# Whats your favorite speck-red Lure



## Spoolin Up (May 3, 2011)

To me nothing beats live shrimp but I did buy a nice shiny new mirror lure today caught my eye, called a mirr o mullet sure looks pre tty- topwater walker. What's your go to fall speck red lure?


----------



## frog03 (Aug 8, 2011)

*favorite lure*

My favorite lure for specks and reds is a top dog mirror lure white with a red head


----------



## timeflies (Oct 3, 2007)

geez, can I only pick one? saltwater assassin in bone diamond, on a 1/8 oz mizmo.


----------



## Spoolin Up (May 3, 2011)

frog03 said:


> My favorite lure for specks and reds is a top dog mirror lure white with a red head


Almost bought one of those.


----------



## Spoolin Up (May 3, 2011)

timeflies said:


> geez, can I only pick one? saltwater assassin in bone diamond, on a 1/8 oz mizmo.


Soft lure?


----------



## Spoolin Up (May 3, 2011)

I moved within a stone's throw of blackwater bay and yellow river is two miles!! I just need a boat ha ha. My neighbor said I could use his john boat I'm the mean time. So if u see a big dude in a little paddle boat don't run me over lol


----------



## Tobiwan (Apr 27, 2012)

Heddon super spook jr white w/ a red head. Easier for me to get that perfect walk the dog action with it compared to the mirror mullet.


----------



## Tobiwan (Apr 27, 2012)

This one!


----------



## barefoot (Nov 3, 2011)

saintsfann76 said:


> To me nothing beats live shrimp but I did buy a nice shiny new mirror lure today caught my eye, called a mirr o mullet sure looks pre tty- topwater walker. What's your go to fall speck red lure?


Zara Spook, bone colored...like this one, minus the broken hooks...lol


----------



## jcoss15 (Oct 11, 2010)

zoom flukes in white on 1/8 oz. jig head...


----------



## basnbud (Jul 20, 2011)

double fluke rig. you can catch one of each!


----------



## Desert Eagle (Apr 25, 2012)

H2O Express Pink Lightening from Academy Sports. Heddon black & chrome Super Spook is #2...


----------



## hjorgan (Sep 30, 2007)

Skitterwalk, chartreuse and silver.


----------



## Randall2point0 (Feb 11, 2011)

Does anyone prefer a loop knot for a more "life like" action or just stick with a regular improved clinch?


----------



## Charlie2 (Oct 2, 2007)

*Bone Spook*



barefoot said:


> Zara Spook, bone colored...like this one, minus the broken hooks...lol


Mine also. It's also good for surf fishing! The more battered it gets, the better it is! C2


----------



## Charlie2 (Oct 2, 2007)

*Lure Action*



Randall2point0 said:


> Does anyone prefer a loop knot for a more "life like" action or just stick with a regular improved clinch?

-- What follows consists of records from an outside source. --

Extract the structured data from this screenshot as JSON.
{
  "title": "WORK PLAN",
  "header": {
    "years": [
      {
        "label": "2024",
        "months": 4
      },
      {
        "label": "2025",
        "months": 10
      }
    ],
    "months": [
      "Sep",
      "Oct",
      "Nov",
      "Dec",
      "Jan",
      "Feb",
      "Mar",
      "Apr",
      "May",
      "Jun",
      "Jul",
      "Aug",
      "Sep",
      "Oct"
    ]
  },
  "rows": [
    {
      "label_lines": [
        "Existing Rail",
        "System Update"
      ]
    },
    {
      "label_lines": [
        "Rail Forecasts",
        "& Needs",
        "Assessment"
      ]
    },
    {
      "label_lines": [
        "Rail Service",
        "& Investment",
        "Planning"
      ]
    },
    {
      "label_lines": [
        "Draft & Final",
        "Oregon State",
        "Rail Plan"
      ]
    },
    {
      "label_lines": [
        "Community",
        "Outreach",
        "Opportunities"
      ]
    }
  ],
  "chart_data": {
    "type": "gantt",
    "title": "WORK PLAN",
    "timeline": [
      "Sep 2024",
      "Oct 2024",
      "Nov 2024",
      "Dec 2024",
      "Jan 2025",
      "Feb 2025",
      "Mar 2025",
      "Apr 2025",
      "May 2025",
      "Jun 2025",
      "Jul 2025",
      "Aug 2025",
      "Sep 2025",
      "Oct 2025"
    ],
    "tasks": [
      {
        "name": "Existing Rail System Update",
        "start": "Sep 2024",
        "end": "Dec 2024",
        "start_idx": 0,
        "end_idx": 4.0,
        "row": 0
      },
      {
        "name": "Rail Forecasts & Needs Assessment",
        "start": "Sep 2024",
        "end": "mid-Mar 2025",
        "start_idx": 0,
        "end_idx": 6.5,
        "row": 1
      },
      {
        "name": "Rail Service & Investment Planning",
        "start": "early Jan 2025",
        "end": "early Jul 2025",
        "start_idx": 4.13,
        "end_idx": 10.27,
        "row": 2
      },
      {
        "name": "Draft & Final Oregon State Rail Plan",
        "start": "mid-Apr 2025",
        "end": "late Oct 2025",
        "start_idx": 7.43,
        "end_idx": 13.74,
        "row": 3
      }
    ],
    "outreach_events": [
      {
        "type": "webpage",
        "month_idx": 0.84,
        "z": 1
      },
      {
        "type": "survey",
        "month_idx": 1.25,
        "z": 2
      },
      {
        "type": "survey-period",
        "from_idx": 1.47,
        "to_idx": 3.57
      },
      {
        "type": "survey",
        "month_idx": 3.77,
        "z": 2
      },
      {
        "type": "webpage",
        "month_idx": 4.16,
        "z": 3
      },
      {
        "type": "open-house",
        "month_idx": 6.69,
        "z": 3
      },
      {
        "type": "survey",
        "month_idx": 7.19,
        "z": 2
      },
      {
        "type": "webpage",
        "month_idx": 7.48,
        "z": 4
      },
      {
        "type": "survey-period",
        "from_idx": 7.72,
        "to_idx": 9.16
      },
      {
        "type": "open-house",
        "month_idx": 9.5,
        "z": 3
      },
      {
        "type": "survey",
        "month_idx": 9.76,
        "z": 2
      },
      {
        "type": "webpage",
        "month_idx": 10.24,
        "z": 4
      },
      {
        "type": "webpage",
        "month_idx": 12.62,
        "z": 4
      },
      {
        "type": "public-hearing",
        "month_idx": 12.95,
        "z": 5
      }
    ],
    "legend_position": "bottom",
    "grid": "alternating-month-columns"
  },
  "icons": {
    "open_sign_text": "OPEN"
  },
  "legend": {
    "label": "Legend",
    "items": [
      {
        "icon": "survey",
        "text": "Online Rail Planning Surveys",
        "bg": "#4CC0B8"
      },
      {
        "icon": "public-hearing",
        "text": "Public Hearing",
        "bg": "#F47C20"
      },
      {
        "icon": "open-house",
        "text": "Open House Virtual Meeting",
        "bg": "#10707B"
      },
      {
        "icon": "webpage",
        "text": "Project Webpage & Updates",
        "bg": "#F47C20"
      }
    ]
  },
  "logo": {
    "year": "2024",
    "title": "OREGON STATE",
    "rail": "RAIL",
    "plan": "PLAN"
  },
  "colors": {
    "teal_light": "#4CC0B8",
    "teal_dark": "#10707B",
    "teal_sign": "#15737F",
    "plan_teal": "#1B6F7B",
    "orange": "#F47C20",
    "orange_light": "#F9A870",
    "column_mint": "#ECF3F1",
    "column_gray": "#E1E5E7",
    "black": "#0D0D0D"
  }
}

Manufacturers put split rings on the front of their lures because they think that we can't tie loop knots.

There are different school sof thought on this. Some people like to 'cinch' it up tight; others; loop.

I prefer the loop because IMHO, it gives a lure, especially a topwater the freedom to create more action.

To each; their own. JMHO C2


----------



## DLo (Oct 2, 2007)

I like a chug bug in chrome and blue.


----------



## Randall2point0 (Feb 11, 2011)

I was watching a fishing show in SUN and they did loop knots on there paddle bait jerk baits..


----------



## AhGotcha (Jun 28, 2012)

Yo-zuri 1/2oz 3D crystal minnow. The shallow water diver


----------